Die Europäische Union (EU) könne "nicht einfach über Nacht die Spielregeln ändern", erklärte Reinhold Mitterlehner, Generalsekretär-Stellvertreter der WKÖ, in einer Mitteilung vom Dienstag.

Zollkodex soll geändert werden

Dieser Inhalt wurde am 24. Februar 2004 - 18:05 publiziert



Bei der Wirtschaftskammer seien zahlreiche Beschwerden von Unternehmen eingegangen.

Am stärksten betroffen sei die Wirtschaft Vorarlbergs.

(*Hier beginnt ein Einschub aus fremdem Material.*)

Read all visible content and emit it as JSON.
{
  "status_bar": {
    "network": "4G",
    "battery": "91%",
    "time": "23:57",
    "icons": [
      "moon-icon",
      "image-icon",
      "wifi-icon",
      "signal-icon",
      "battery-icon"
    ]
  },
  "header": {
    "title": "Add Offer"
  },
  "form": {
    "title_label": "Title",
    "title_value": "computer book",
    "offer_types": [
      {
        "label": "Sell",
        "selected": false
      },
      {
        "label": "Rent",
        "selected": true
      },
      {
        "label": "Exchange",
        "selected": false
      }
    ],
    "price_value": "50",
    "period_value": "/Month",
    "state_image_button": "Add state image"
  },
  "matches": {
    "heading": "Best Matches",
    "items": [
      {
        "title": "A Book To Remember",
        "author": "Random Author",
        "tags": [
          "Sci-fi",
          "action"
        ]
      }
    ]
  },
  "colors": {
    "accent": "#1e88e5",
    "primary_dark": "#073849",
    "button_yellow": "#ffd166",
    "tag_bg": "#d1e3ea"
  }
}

Der Ärger sei auch gross wegen der Anpassungs-Frist für die Wirtschaft von nur drei Wochen. "Besonders absurd" nannte Mitterlehner zudem die geplante Anwendung auf die EU-Beitrittsländer bis zur EU- Erweiterung am 1. Mai, also genau zwei Monate lang.

Die WKÖ appelliert daher an die europäischen Gesetzgeber, rasch eine taugliche Rechtsgrundlage für präferenzbegünstigte Re-Importe zu schaffen, etwa mit einer Änderung des EU-Zollkodexes.

Bis dahin sollte die bisherige Praxis beibehalten werden. Der WKÖ gehören obligatorisch sämtliche Unternehmen Österreichs an.